FONTANA, California — Jimmie Johnson became the first two-time winner of the 2016 Sprint Cup Series season Sunday, earning a victory in the Auto Club 400 at Auto Club Speedway.

With his 77th career win, Johnson moved past Dale Earnhardt for seventh on the all-time list.

Kevin Harvick finished second for the eighth time in Johnson’s last 11 wins. Denny Hamlin overcame an early-race unscheduled pit stop, radio issues and a pit-road speeding penalty to finish third.

Johnson led a total of 25 laps throughout the race. He took the lead for the final time on a restart that followed a caution that sent the race into overtime. Johnson restarted third and pushed Harvick to the lead while taking second for himself. After Harvick and Johnson moved out to the front, Johnson then passed Harvick for the lead and then the win.

Harvick dominated throughout most the day, leading a total of 142 laps. Holding off charges from Carl Edwards and Martin Truex Jr., Harvick led much of the first half of the race. He got slightly off pit sequence when he gave up the lead to pit because of a vibration on lap 106.

Johnson and Truex both led laps before Harvick retook the lead with 64 laps remaining.

Then Johnson and Edwards both pitted under green just before a yellow flag for debris with 45 laps to go. After everyone else stopped under caution, they restarted on the front row.

Meanwhile, Harvick restarted sixth on tires just a few laps newer. He got up to fourth on the restart and retook the lead with 34 laps to go.

Tires were an issue for several drivers throughout the race. The most dramatic tire-related problem came on lap 48 when Larson slammed head-on into an inside retaining wall.
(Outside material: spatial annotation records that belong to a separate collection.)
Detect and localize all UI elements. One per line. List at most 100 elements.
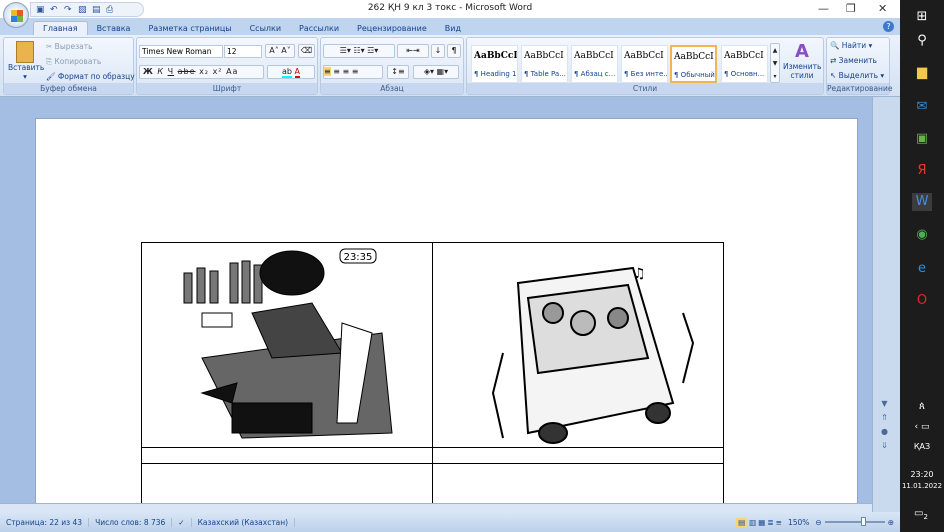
tab-view[interactable]: Вид xyxy=(436,22,470,36)
vertical-scrollbar[interactable]: ▼ ⇑ ● ⇓ xyxy=(872,97,900,512)
font-name-select[interactable]: Times New Roman xyxy=(139,45,223,58)
tab-references[interactable]: Ссылки xyxy=(241,22,290,36)
zoom-in-icon[interactable]: ⊕ xyxy=(888,518,894,527)
language[interactable]: Казахский (Казахстан) xyxy=(192,517,296,527)
font-size-select[interactable]: 12 xyxy=(224,45,262,58)
clear-format-icon[interactable]: ⌫ xyxy=(298,44,315,58)
highlight-color-button[interactable]: ab A xyxy=(267,65,315,79)
change-styles-button[interactable]: A Изменить стили xyxy=(783,41,821,80)
sort-icon[interactable]: ↓ xyxy=(431,44,445,58)
style-body[interactable]: AaBbCcI ¶ Основн... xyxy=(721,45,768,83)
undo-icon[interactable]: ↶ xyxy=(50,5,60,15)
underline-button[interactable]: Ч xyxy=(168,67,174,76)
opera-icon[interactable]: O xyxy=(912,292,932,310)
print-layout-icon[interactable]: ▤ xyxy=(736,517,748,527)
format-painter-button[interactable]: 🖌 Формат по образцу xyxy=(46,72,135,81)
svg-text:♫: ♫ xyxy=(633,266,646,282)
copy-button[interactable]: ⎘ Копировать xyxy=(46,57,101,67)
line-spacing-icon[interactable]: ↕≡ xyxy=(387,65,409,79)
start-icon[interactable]: ⊞ xyxy=(912,8,932,26)
styles-scroll[interactable]: ▲ ▼ ▾ xyxy=(770,43,780,83)
clock-date[interactable]: 11.01.2022 xyxy=(900,482,944,490)
editing-group: 🔍 Найти ▾ ⇄ Заменить ↖ Выделить ▾ Редакт… xyxy=(826,37,892,95)
style-no-spacing[interactable]: AaBbCcI ¶ Без инте... xyxy=(621,45,668,83)
yandex-icon[interactable]: Я xyxy=(912,162,932,180)
paragraph-label: Абзац xyxy=(321,83,463,94)
paste-button[interactable]: Вставить ▾ xyxy=(8,41,44,81)
tab-mailings[interactable]: Рассылки xyxy=(290,22,348,36)
chrome-icon[interactable]: ◉ xyxy=(912,226,932,244)
horizontal-scrollbar[interactable] xyxy=(0,503,872,512)
table-cell[interactable] xyxy=(432,447,724,464)
word-count[interactable]: Число слов: 8 736 xyxy=(89,517,173,527)
replace-button[interactable]: ⇄ Заменить xyxy=(830,56,877,65)
browse-buttons[interactable]: ▼ ⇑ ● ⇓ xyxy=(881,397,888,453)
zoom-out-icon[interactable]: ⊖ xyxy=(815,518,821,527)
draft-icon[interactable]: ≡ xyxy=(776,518,782,527)
superscript-button[interactable]: x² xyxy=(213,67,223,76)
styles-icon: A xyxy=(795,41,809,62)
notifications-icon[interactable]: ▭2 xyxy=(914,508,928,521)
change-case-button[interactable]: Aa xyxy=(226,67,238,76)
store-icon[interactable]: ▣ xyxy=(912,130,932,148)
print-icon[interactable]: ⎙ xyxy=(106,5,116,15)
image-icon[interactable]: ▧ xyxy=(78,5,88,15)
tab-review[interactable]: Рецензирование xyxy=(348,22,436,36)
table-cell-bar-image: 23:35 xyxy=(141,242,433,448)
indent-buttons[interactable]: ⇤⇥ xyxy=(397,44,429,58)
clock-time[interactable]: 23:20 xyxy=(900,470,944,479)
find-button[interactable]: 🔍 Найти ▾ xyxy=(830,41,872,50)
list-buttons[interactable]: ☰▾ ☷▾ ☲▾ xyxy=(323,44,395,58)
font-color-button[interactable]: A xyxy=(294,67,300,78)
save-icon[interactable]: ▣ xyxy=(36,5,46,15)
redo-icon[interactable]: ↷ xyxy=(64,5,74,15)
file-explorer-icon[interactable]: ▆ xyxy=(912,64,932,82)
clipboard-icon xyxy=(16,41,34,63)
clock-text: 23:35 xyxy=(344,252,373,263)
zoom-level[interactable]: 150% xyxy=(788,518,809,527)
tray-icons[interactable]: ‹ ▭ xyxy=(906,418,938,436)
font-grow-shrink[interactable]: A˄ A˅ xyxy=(265,44,295,58)
edge-icon[interactable]: e xyxy=(912,260,932,278)
tab-page-layout[interactable]: Разметка страницы xyxy=(139,22,240,36)
word-icon[interactable]: W xyxy=(912,193,932,211)
search-icon[interactable]: ⚲ xyxy=(912,32,932,50)
align-buttons[interactable]: ≡ ≡ ≡ ≡ xyxy=(323,65,383,79)
strike-button[interactable]: abe xyxy=(178,67,196,76)
subscript-button[interactable]: x₂ xyxy=(199,67,209,76)
style-table-paragraph[interactable]: AaBbCcI ¶ Table Pa... xyxy=(521,45,568,83)
minimize-button[interactable]: — xyxy=(818,2,829,15)
tab-home[interactable]: Главная xyxy=(33,21,88,36)
pilcrow-button[interactable]: ¶ xyxy=(447,44,461,58)
help-icon[interactable]: ? xyxy=(883,21,894,32)
cut-button[interactable]: ✂ Вырезать xyxy=(46,42,93,51)
style-list-paragraph[interactable]: AaBbCcI ¶ Абзац с... xyxy=(571,45,618,83)
zoom-slider[interactable] xyxy=(824,517,885,526)
spellcheck-icon[interactable]: ✓ xyxy=(172,517,192,527)
outline-icon[interactable]: ≣ xyxy=(767,518,773,527)
table-cell[interactable] xyxy=(141,447,433,464)
mail-icon[interactable]: ✉ xyxy=(912,98,932,116)
align-left-icon[interactable]: ≡ xyxy=(324,67,331,76)
style-normal[interactable]: AaBbCcI ¶ Обычный xyxy=(670,45,717,83)
view-buttons: ▤ ▥ ▦ ≣ ≡ xyxy=(736,517,782,527)
quick-access-toolbar: ▣ ↶ ↷ ▧ ▤ ⎙ xyxy=(30,2,144,17)
document-page[interactable]: 23:35 ♫ xyxy=(35,118,858,524)
style-heading-1[interactable]: AaBbCcI ¶ Heading 1 xyxy=(471,45,518,83)
shading-border-buttons[interactable]: ◈▾ ▦▾ xyxy=(413,65,459,79)
close-button[interactable]: ✕ xyxy=(878,2,887,15)
select-button[interactable]: ↖ Выделить ▾ xyxy=(830,71,884,80)
office-button[interactable] xyxy=(3,2,29,28)
tab-insert[interactable]: Вставка xyxy=(88,22,140,36)
italic-button[interactable]: К xyxy=(157,67,164,76)
keyboard-language[interactable]: ҚАЗ xyxy=(900,442,944,451)
styles-label: Стили xyxy=(467,83,823,94)
full-screen-icon[interactable]: ▥ xyxy=(749,518,756,527)
page-count[interactable]: Страница: 22 из 43 xyxy=(0,517,90,527)
new-doc-icon[interactable]: ▤ xyxy=(92,5,102,15)
ribbon: Вставить ▾ ✂ Вырезать ⎘ Копировать 🖌 Форм… xyxy=(0,35,900,97)
web-layout-icon[interactable]: ▦ xyxy=(758,518,765,527)
bold-button[interactable]: Ж xyxy=(143,67,154,76)
people-icon[interactable]: ጰ xyxy=(912,398,932,416)
restore-button[interactable]: ❐ xyxy=(846,2,856,15)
He was not injured.

While most of the six cautions were tire-related, at least one was not. Danica Patrick spun and hit the wall after contact with Kasey Kahne with 80 laps remaining. Kahne’s spotter and crew chief were called to the NASCAR trailer after the race as a result.

Joey Logano and Ricky Stenhouse Jr. rounded out the top five. Chase Elliott, Edwards, AJ Allmendinger, Brad Keselowski and Jamie McMurray finished sixth through 10th, respectively.

NOTES: Brad Keselowski won the 2015 Auto Club 400. … Kyle Busch won at Auto Club Speedway in 2013 and 2014 before missing last year’s race. … Jimmie Johnson is the winningest driver at ACS with five. … Pole sitter Austin Dillon won the NASCAR Xfinity Series race at ACS on Saturday, but he came in 24th place Sunday. Kyle Busch dominated much of the Xfinity race, leading 133 of 150 laps before finishing second. … Although Dillon won the pole starting spot on Friday, Denny Hamlin set a track record with a 188.511 mph lap in the second of three rounds of qualifying.

Dillon captures Xfinity race

FONTANA, Calif. — Seconds after crossing the finish line .715 seconds ahead of runner-up Kyle Busch, Austin Dillon summed up Saturday’s TreatMyClot.com 300 by Janssen in one short sentence.

“I’d rather be lucky than good,” Dillon chortled on his team radio after ending evading Busch’s last-ditch attempt to pinch the winning No. 2 Chevrolet into the outside wall at Auto Club Speedway.

And that was just the final stanza of a crazy final lap that saw: 1) Busch slow to a crawl, short on fuel; 2) Daniel Suarez take the lead from his Joe Gibbs racing teammate on the backstretch, only to run out of fuel; 3) Busch regain the lead despite cutting a left front tire on his final lap; and 4) Dillon come from a half-lap down to pass Busch as the drivers approached the finish line.

Dillon led only one lap, but it was the lap that counted.

Busch, on the other hand, led 133 of the 150 laps and appeared destined to tie Sam Ard’s record of four victories in a row.

In fact, Joe Gibbs Racing seemed headed for its third straight 1-2-3 finish before Erik Jones ran out of fuel on the next-to-last lap, Daniel Suarez emptied his tank a lap later, and Busch cut his tire after taking the white flag.

The victory was Dillon’s first of the season, first at the two-mile track and seventh of his career.

Darrell Wallace Jr. finished third, and Suarez limped across the finish line in fourth place, maintaining a 10-point lead over fifth-place finisher Elliott Sadler in the series standings.